While Intel is a key player in ATVEF, Tucker rejected the notion that the group is PC-centric in its approach. "There will be plenty of ATVEF products that will not be PC-centric. They will be consumer-electronics products," he said.

Gerry Kaufhold, an analyst at Cahners In-Stat Group (Scottsdale, Ariz.), said he thinks "the biggest problem with ATVEF is that they still need to convince big-name CE partners to develop ATVEF-compliant set-top boxes."

Meanwhile, DASE backers have developed their own prototype Net TVs. Philips has a DASE prototype based on its 64-inch ATSC HD receiver, which is currently on the market, according to Das Gupta.

Philips also has a prototype that uses a TriMedia processor for A/V and a MIPS RISC processor for the DASE data.
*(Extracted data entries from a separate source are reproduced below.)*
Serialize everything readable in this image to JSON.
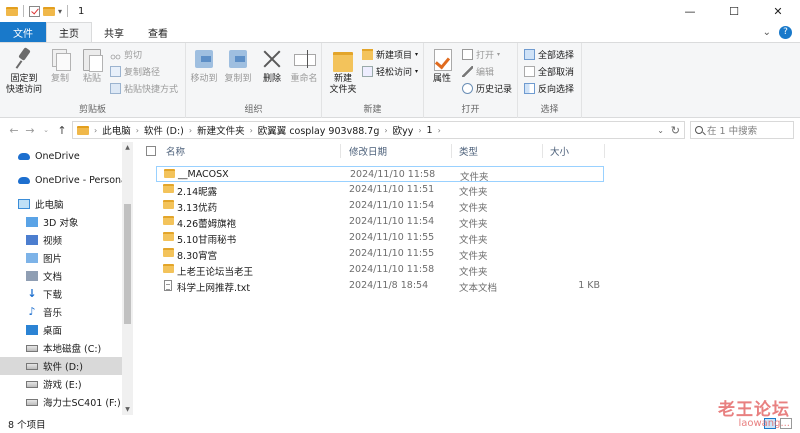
{
  "titlebar": {
    "title": "1",
    "qa_dropdown": "▾",
    "minimize": "—",
    "maximize": "☐",
    "close": "✕"
  },
  "tabs": [
    {
      "label": "文件"
    },
    {
      "label": "主页"
    },
    {
      "label": "共享"
    },
    {
      "label": "查看"
    }
  ],
  "ribbon": {
    "pin_quick_access": "固定到\n快速访问",
    "copy": "复制",
    "paste": "粘贴",
    "cut": "剪切",
    "copy_path": "复制路径",
    "paste_shortcut": "粘贴快捷方式",
    "clipboard_label": "剪贴板",
    "move_to": "移动到",
    "copy_to": "复制到",
    "delete": "删除",
    "rename": "重命名",
    "organize_label": "组织",
    "new_folder": "新建\n文件夹",
    "new_item": "新建项目",
    "easy_access": "轻松访问",
    "new_label": "新建",
    "properties": "属性",
    "open": "打开",
    "edit": "编辑",
    "history": "历史记录",
    "open_label": "打开",
    "select_all": "全部选择",
    "select_none": "全部取消",
    "invert_selection": "反向选择",
    "select_label": "选择"
  },
  "address": {
    "segments": [
      "此电脑",
      "软件 (D:)",
      "新建文件夹",
      "欧翼翼 cosplay 903v88.7g",
      "欧yy",
      "1"
    ]
  },
  "search": {
    "placeholder": "在 1 中搜索"
  },
  "nav": [
    {
      "label": "OneDrive",
      "icon": "onedrive-cloud-icon"
    },
    {
      "label": "OneDrive - Personal",
      "icon": "onedrive-cloud-icon"
    },
    {
      "label": "此电脑",
      "icon": "this-pc-icon"
    },
    {
      "label": "3D 对象",
      "icon": "3d-objects-icon"
    },
    {
      "label": "视频",
      "icon": "videos-icon"
    },
    {
      "label": "图片",
      "icon": "pictures-icon"
    },
    {
      "label": "文档",
      "icon": "documents-icon"
    },
    {
      "label": "下载",
      "icon": "downloads-icon"
    },
    {
      "label": "音乐",
      "icon": "music-icon"
    },
    {
      "label": "桌面",
      "icon": "desktop-icon"
    },
    {
      "label": "本地磁盘 (C:)",
      "icon": "drive-icon"
    },
    {
      "label": "软件 (D:)",
      "icon": "drive-icon",
      "selected": true
    },
    {
      "label": "游戏 (E:)",
      "icon": "drive-icon"
    },
    {
      "label": "海力士SC401 (F:)",
      "icon": "drive-icon"
    }
  ],
  "columns": {
    "name": "名称",
    "date": "修改日期",
    "type": "类型",
    "size": "大小"
  },
  "files": [
    {
      "name": "__MACOSX",
      "date": "2024/11/10 11:58",
      "type": "文件夹",
      "size": "",
      "icon": "folder-icon"
    },
    {
      "name": "2.14昵露",
      "date": "2024/11/10 11:51",
      "type": "文件夹",
      "size": "",
      "icon": "folder-icon"
    },
    {
      "name": "3.13优药",
      "date": "2024/11/10 11:54",
      "type": "文件夹",
      "size": "",
      "icon": "folder-icon"
    },
    {
      "name": "4.26蕾姆旗袍",
      "date": "2024/11/10 11:54",
      "type": "文件夹",
      "size": "",
      "icon": "folder-icon"
    },
    {
      "name": "5.10甘雨秘书",
      "date": "2024/11/10 11:55",
      "type": "文件夹",
      "size": "",
      "icon": "folder-icon"
    },
    {
      "name": "8.30宵宫",
      "date": "2024/11/10 11:55",
      "type": "文件夹",
      "size": "",
      "icon": "folder-icon"
    },
    {
      "name": "上老王论坛当老王",
      "date": "2024/11/10 11:58",
      "type": "文件夹",
      "size": "",
      "icon": "folder-icon"
    },
    {
      "name": "科学上网推荐.txt",
      "date": "2024/11/8 18:54",
      "type": "文本文档",
      "size": "1 KB",
      "icon": "text-file-icon"
    }
  ],
  "status": {
    "count": "8 个项目"
  },
  "watermark": {
    "line1": "老王论坛",
    "line2": "laowang..."
  }
}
As for the processing power, "we have found low-end — say 50 Mips — processors enough for decoding DASE-like content," Das Gupta said.

It is unclear which add-in card vendors will be the first to commit to the ATVEF-compliant products. Ken Plotkin, vice president of marketing at Hauppauge Computer Works Inc., said adding ATVEF support to the company's PC/HDTV receiver card "is not high up on our priority list right now. We are more focused on technologies, such as digital VCR and time-shifting capabilities, for our add-in cards."